Row flares on venue for cricket games
UK: Cricket authorities in the UK and the Conservative Party yesterday accused the British government of a woeful lack of leadership after ministers backed a boycott of the World Cup in Zimbabwe but insisted they had no powers to order such a move.
Ministers are privately urging that the World Cup matches scheduled for Zimbabwe in February be switched to South Africa. After a weekend call for a boycott from Downing Street and from Ms Clare Short, the International Development Secretary, cricket authorities angrily pointed out that no minister had made such a proposal directly to them.
The English Cricket Board said it had met the Prime Minister, Mr Tony Blair, and the Culture Secretary, Ms Tessa Jowell, last month, but neither had suggested the matches in Zimbabwe be stopped due to human rights abuses in the country.
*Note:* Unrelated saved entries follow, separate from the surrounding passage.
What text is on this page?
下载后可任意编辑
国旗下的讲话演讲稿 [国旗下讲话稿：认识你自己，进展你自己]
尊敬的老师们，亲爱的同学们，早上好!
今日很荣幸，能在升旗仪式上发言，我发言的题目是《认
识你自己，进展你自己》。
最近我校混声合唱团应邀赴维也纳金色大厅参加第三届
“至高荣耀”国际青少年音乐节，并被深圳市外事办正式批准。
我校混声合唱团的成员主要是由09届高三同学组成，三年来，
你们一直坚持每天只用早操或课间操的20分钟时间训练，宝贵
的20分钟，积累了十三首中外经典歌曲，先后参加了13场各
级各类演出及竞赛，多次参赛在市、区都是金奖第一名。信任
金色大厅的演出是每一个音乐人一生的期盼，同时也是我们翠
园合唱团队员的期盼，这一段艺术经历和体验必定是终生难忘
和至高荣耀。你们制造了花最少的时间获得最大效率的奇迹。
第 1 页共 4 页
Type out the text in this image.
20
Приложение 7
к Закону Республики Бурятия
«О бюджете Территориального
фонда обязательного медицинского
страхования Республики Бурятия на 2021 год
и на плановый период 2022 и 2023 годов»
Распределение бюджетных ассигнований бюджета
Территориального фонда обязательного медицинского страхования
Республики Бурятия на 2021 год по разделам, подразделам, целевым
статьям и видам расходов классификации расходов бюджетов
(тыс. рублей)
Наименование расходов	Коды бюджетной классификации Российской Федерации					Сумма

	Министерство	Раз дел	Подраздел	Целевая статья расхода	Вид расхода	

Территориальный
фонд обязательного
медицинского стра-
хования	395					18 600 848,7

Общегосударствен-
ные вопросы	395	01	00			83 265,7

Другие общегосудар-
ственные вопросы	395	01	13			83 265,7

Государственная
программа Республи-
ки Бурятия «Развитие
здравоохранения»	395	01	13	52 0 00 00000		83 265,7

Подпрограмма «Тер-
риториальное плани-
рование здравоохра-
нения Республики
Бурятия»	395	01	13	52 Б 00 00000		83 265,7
Mr Tim Lamb, the board's chief executive, called for a meeting at the highest level to clarify government thinking and consider the consequences of a boycott.
"Nobody from the government has contacted us directly to say they don't want us to go to Zimbabwe," he said.
But the Foreign Office last night said: "FCO officials have been in regular contact with the ECB since the week before Christmas, when the personal views of the Foreign Secretary not to go to Zimbabwe were passed on, and the official government position was made clear." It is the first time the Foreign Office has revealed any intervention by Mr Jack Straw.
The government appeared to have been galvanised into a stronger line at the weekend after Ms Short, in a BBC radio interview, described a tour as deplorable and shocking.
Mr Iain Duncan Smith, the Tory leader, backed his party's call for tougher action against the Zimbabwean president, Mr Robert Mugabe, by writing to Mr Blair yesterday demanding details of any pressure mounted by Downing Street.